If a guy somewhere in Asia makes a blog and no one reads it, does it really exist?

Monday, October 18

I'm the center of the world

It's weird how little things in my life fall into patterns. Is it coincidence or a grand alignment of the universe? For example: Right after I became obsessed with Hawaii, I discovered that Hollywood is going to make a movie about King Kamehameha starring The Rock. I bought a couple books by Thich Nhat Hanh, then immediately came across an article in The Sun magazine written buy a Vietnam vet who studied with him. After I get sidetracked while making a Scrabble game for my English class and read all about the cutthroat world of tournament play, I found that a documentary called Word Wars was an entry at the 2004 Sundance Festival.

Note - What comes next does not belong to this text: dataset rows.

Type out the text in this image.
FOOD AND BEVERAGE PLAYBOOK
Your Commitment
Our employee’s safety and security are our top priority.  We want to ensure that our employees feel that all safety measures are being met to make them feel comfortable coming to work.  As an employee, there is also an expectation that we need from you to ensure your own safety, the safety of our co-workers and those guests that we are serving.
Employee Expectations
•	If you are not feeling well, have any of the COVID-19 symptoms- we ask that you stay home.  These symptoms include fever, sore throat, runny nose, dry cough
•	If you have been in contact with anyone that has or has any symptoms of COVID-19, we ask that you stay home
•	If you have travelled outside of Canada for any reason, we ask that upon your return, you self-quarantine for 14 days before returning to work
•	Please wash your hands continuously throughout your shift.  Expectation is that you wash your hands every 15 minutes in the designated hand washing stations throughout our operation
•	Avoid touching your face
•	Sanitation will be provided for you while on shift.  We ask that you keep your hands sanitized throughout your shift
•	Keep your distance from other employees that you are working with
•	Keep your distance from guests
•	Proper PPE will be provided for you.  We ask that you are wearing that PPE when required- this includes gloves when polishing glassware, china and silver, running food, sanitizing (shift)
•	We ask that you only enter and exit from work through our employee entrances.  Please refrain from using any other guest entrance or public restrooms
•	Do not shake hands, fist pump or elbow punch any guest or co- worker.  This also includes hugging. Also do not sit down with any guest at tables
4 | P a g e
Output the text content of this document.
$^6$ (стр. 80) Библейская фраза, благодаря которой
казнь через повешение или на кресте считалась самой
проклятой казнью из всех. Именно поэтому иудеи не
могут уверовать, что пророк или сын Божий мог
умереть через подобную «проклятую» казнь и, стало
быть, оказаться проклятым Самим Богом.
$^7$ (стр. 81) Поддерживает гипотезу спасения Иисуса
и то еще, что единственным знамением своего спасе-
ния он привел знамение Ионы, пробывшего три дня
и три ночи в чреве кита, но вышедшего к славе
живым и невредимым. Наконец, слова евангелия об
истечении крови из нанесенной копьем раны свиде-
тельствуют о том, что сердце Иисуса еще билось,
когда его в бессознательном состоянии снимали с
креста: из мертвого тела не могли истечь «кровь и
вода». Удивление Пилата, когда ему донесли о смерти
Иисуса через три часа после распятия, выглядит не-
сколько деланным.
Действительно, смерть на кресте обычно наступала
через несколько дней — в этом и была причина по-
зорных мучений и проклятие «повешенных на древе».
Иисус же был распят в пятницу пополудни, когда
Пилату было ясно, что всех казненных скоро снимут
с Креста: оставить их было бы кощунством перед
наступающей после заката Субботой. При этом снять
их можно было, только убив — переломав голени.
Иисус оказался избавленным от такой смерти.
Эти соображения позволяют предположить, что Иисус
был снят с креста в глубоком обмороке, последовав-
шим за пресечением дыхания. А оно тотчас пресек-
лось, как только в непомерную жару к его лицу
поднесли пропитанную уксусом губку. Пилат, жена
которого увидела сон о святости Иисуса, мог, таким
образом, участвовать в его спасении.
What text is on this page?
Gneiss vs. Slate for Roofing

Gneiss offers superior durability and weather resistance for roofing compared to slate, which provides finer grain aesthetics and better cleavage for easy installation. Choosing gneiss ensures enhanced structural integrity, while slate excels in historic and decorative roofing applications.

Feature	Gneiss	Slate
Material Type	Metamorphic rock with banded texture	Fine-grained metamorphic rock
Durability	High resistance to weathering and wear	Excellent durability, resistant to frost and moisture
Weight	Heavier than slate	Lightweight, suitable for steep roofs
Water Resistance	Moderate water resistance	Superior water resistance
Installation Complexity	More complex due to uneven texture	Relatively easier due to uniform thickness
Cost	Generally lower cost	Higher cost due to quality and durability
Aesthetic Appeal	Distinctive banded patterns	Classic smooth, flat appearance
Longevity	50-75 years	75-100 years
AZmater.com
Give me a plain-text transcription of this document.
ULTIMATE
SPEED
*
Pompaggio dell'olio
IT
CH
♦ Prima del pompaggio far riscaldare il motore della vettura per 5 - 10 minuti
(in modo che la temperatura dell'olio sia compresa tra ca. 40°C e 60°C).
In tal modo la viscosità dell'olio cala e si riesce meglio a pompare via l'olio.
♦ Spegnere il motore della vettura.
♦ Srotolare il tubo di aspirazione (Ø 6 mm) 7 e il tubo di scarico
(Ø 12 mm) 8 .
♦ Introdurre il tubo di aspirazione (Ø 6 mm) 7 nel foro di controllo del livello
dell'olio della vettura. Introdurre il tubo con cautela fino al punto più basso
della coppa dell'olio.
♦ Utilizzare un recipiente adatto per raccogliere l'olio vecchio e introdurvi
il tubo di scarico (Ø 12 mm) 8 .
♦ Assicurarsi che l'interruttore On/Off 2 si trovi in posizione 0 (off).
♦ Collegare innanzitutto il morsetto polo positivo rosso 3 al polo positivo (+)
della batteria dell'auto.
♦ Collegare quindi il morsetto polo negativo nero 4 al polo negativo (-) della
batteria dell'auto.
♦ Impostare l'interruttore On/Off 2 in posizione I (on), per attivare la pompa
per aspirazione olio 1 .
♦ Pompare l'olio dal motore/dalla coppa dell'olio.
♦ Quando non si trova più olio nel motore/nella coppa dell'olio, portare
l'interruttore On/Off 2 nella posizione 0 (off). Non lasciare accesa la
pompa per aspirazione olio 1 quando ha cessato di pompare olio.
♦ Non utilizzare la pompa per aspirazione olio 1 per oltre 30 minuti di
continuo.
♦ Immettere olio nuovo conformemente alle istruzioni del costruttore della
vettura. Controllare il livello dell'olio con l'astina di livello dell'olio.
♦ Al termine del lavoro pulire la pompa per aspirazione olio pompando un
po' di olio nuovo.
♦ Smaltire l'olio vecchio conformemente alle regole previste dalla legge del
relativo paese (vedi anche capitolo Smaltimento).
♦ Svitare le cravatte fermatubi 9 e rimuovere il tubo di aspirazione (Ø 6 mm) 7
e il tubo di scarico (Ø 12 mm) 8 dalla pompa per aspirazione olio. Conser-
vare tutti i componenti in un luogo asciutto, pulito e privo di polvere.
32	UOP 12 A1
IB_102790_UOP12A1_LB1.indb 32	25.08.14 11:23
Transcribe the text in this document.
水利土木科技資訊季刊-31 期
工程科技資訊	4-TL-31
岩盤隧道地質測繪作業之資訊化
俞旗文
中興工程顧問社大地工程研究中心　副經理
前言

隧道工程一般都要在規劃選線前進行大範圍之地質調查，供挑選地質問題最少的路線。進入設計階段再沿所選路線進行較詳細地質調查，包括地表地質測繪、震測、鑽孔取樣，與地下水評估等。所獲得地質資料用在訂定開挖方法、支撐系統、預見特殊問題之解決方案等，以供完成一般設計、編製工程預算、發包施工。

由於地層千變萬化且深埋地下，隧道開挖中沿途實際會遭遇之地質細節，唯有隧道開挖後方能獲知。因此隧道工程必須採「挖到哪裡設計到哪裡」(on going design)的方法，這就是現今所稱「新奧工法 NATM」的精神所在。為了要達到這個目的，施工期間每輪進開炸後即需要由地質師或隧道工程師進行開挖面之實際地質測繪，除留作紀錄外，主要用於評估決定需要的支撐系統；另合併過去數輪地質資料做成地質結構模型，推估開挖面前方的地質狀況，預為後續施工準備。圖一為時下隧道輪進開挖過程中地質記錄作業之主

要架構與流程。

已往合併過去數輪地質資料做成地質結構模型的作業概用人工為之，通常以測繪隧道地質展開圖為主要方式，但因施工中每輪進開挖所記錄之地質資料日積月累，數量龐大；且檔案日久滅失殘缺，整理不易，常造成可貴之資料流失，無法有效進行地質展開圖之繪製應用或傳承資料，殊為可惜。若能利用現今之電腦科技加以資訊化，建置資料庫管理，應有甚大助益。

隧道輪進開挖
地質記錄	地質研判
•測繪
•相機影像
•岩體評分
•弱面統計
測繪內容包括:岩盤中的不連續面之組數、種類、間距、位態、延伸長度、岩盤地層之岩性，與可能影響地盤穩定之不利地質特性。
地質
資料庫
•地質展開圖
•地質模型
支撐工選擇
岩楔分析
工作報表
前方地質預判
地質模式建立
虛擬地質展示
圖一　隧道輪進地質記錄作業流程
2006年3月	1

These coincidences arise, of course, simply because I became aware of the existence of these things. It's like when you learn a new word. Before you learn the word, you never hear it being used; but as soon as you learn it, you hear it all the time. People don't start using that word more often because you learned it. I suppose it's human nature to think that you're the center of the world. Or it could be that I'm subconsciously picking up on current trends and vibes, and I'm nothing more than driftwood being tossed about on the waves of the media. Dag, man, that's some freaky stuff.

At least I'm not watching FOX. Ok, that's a lie. There are some shows on cable that are probably from FOX, and I'll admit, they are morbidly fascinating. Shows like "The Bachelor," "The Swan" and "America's Sexiest People" (or something like that) ("I'll give you a 8.4 on the face, but your thighs are a bit meaty, so 7.4 on the body.") I feel like taking a long, hot shower after watching shows like this. What happened to wholesome family entertainment like "American Gladiators?"

Right. I feel physically ill when I come to Jecheon East Middle School. Even as I write this, the bile is rising in my throat. It's totally psychosomatic, I know. The students are little punks, like peachy-skinned uniformed versions of Samuel L. Jackson's students in 187, a movie all fed up teachers should see. I'm lucky if the English teachers here speak ten words to me a day. Even nature is against me: when I opened up a classroom window last week, three huge mutant wasps flew into the room and started divebombing me. "Out, foreign devil!" I could hear them buzzing.

There is a 34 year-old 3rd grader at this school. He wears a school uniform and attends class with the rest of the 17 year-olds. I think the story is that he's a former gangster who's trying to set his life staight. I guess they don't have equivalency tests in Korea.